I’m reluctant to write this up.  I feel I’m wandering onto really fresh turf here.  Because this is really about style and design; and the various audiences that craft addresses.  Something I don’t really know anything about.

One thing that caught my fancy in the book “Buying In” was the idea that products are two faced, like the middleman.  Products you use in public, like an iPod, have one face they show to the public and another which they show to you.  To hear him tell it when the iPod first appeared cultural observers took two quite polar positions about it.  Some celebrated way it empowered a deeper intimate relationship between citizens and their music collections.  While some railed about how the white headphones created a tribe, a kind of social signaling, and members of this tribe were walling themselves off inside a cult of iPod.

There is a large literature that presumes most style and fashion exists to serve a social signaling function.  For example to denote membership in a tribe or to make the owner appear high-value.  And no doubt that is one function of style, but yet I’m starting to think such talk is often just a cheap shot.  It’s easy to see the signaling, the public face of the product.  It’s hard to see the private face.  Intimate relationship between the user and the product and intimate and complex relationship between the member and his tribe.

There are some products were this public/private tension is particularly high.  I have a beautiful scarf.  Nice enough that people feel free to comment on it.  But they have no idea how sensual it’s cashmere is, nor other things about it I’ll pass over.

In another portion of the book he mentions how some publishers engage claques to ride public transportation reading new books, carefully so other passengers can take note of their dust jackets.  In telling the iPod story it sounds as if Apple’s designers were largely unaware how the white headphones would create a unified field for the products branding.  That white headphone decision appears to have been forced by the white packaging.  Of course Apple is often quite aggressive in shaping the public face of their products.  The iPod on the table here is black, but the headphones are still white.

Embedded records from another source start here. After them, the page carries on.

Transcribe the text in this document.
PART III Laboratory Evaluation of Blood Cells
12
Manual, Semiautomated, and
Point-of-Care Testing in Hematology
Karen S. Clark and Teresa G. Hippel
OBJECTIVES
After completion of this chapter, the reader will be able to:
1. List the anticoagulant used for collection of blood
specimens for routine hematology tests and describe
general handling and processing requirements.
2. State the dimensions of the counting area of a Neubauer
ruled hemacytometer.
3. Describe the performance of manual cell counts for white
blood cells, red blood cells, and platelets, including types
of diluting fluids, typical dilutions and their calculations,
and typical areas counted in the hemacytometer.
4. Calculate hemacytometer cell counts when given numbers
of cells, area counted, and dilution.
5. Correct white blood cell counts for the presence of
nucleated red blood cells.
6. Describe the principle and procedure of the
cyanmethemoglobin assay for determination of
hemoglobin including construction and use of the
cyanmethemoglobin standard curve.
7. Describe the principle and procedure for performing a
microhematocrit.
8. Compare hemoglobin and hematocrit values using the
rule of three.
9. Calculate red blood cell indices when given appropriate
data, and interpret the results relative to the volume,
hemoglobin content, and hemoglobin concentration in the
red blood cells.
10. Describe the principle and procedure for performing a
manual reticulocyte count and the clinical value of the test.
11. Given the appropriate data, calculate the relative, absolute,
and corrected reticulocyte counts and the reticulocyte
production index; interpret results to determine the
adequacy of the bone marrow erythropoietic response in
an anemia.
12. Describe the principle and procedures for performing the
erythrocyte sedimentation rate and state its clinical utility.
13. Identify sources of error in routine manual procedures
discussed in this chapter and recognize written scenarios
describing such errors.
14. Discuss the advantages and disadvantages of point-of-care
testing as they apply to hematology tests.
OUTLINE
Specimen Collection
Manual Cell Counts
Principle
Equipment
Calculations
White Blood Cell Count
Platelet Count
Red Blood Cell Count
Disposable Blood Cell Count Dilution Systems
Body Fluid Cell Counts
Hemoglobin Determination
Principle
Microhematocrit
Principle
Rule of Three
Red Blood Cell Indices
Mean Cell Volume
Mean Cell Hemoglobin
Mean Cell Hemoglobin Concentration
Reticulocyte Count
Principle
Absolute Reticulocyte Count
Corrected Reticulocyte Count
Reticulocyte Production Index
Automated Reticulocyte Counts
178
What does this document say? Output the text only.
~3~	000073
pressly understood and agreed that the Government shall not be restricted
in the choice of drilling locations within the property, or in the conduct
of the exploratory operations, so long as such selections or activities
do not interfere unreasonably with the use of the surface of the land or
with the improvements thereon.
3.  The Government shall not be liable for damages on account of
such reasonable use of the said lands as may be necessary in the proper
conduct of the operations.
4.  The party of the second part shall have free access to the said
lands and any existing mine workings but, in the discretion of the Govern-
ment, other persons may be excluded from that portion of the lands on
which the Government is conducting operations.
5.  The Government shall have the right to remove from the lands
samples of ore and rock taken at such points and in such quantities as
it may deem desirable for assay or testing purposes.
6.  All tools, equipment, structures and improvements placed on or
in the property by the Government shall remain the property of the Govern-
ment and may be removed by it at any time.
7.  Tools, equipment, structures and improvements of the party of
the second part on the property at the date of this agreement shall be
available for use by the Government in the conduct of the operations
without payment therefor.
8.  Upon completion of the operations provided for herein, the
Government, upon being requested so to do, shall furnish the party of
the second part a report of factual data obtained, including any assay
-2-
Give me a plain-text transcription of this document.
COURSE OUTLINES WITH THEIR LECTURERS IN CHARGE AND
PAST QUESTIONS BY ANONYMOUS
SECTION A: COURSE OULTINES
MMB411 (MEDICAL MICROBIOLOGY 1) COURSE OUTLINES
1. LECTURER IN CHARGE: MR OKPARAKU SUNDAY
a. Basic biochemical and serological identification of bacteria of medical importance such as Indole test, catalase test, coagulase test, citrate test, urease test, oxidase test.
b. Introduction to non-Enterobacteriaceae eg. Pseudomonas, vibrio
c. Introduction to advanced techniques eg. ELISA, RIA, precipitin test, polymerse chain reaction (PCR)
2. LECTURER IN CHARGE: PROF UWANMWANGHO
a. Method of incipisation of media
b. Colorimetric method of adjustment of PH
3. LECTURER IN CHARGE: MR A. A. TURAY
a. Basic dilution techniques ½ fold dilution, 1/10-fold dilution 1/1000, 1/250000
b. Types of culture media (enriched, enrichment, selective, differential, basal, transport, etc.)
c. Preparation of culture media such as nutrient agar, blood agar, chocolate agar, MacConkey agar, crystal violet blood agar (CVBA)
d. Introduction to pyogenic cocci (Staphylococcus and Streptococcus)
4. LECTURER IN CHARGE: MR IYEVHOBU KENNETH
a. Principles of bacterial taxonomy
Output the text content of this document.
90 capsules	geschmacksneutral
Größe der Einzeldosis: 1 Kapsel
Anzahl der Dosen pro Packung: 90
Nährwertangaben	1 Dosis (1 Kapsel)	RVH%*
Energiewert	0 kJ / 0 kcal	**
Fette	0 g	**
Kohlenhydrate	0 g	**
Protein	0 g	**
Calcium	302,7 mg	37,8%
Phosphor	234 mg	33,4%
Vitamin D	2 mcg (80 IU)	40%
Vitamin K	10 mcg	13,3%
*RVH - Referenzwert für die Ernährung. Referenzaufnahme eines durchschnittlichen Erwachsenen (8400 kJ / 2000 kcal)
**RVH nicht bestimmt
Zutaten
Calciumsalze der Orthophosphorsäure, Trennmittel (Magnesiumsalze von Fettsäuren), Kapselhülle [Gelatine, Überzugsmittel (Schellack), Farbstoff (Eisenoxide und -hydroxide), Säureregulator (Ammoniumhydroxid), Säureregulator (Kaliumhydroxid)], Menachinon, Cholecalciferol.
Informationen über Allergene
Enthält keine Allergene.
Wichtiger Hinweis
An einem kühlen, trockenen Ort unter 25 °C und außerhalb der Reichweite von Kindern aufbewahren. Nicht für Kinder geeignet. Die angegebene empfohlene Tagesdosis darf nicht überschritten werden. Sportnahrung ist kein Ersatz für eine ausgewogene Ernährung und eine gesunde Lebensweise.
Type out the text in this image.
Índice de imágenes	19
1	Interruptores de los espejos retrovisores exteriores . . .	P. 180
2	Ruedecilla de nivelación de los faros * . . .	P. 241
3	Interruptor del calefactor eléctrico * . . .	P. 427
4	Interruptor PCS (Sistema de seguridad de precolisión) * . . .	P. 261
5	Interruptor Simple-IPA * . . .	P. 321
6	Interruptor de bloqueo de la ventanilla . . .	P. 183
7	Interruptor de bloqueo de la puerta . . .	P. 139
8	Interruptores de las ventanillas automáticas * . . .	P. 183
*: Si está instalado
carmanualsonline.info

The public/private face of stuff takes a odd turn when you move into a private space, say someone’s home or office.  Corporate buyers sometimes decorate their offices with false signals to undermine the salesmen, i.e. photos suggesting hobbies the buyer doesn’t actually engage in.  I once scanned the book shelf at a party only to become confused by the diversity of the owner’s taste.  Later I discovered the owner was a publisher and he had a copy of most everything the firm had ever published.

I have gone into homes that are indistinguishable from a high end hotel suite.  I wonder then, does this mean the owners have no intimate relationships with stuff; or does it mean they are just that aggressive about keeping that information private.  I’ve been in the homes of some people so rich that they have rooms which reveal only a public self, while further in you’d find more revealing rooms.  People do manage their public presentation of self, and if you often bring people into your private home then your likely to manage it there.

Yesterday Karim came at this from another side, writing on “The Anti-Social Nature of the Kindle.”  He complains about how his Kindle denies him the ability to present a public face.  But I notice how Amazon, the middleman, stripped one of the product’s two faces of as it passed thru their distribution channel.  And while that must drive the publisher’s crazy, as Karim points out sometimes you want to reveal the public face of your stuff.

1 thought on “Style as a Middleman

  1. Edward Vielmetti

    There’s a companion essay to be had in here about how people add their own customizations to mass market products, whether they be custom aftermarket parts for cars, stickers for laptop lids, or cases for iPods.

    I can see the problem with the Kindle quite clearly; buying books electronically deprives you of the opportunity of being photographed in front of your groaning bookshelves filled with worthy tomes. On the other hand, widespread distribution of digital images of book covers offers the opportunity to retroactively insert desirable books into any photo.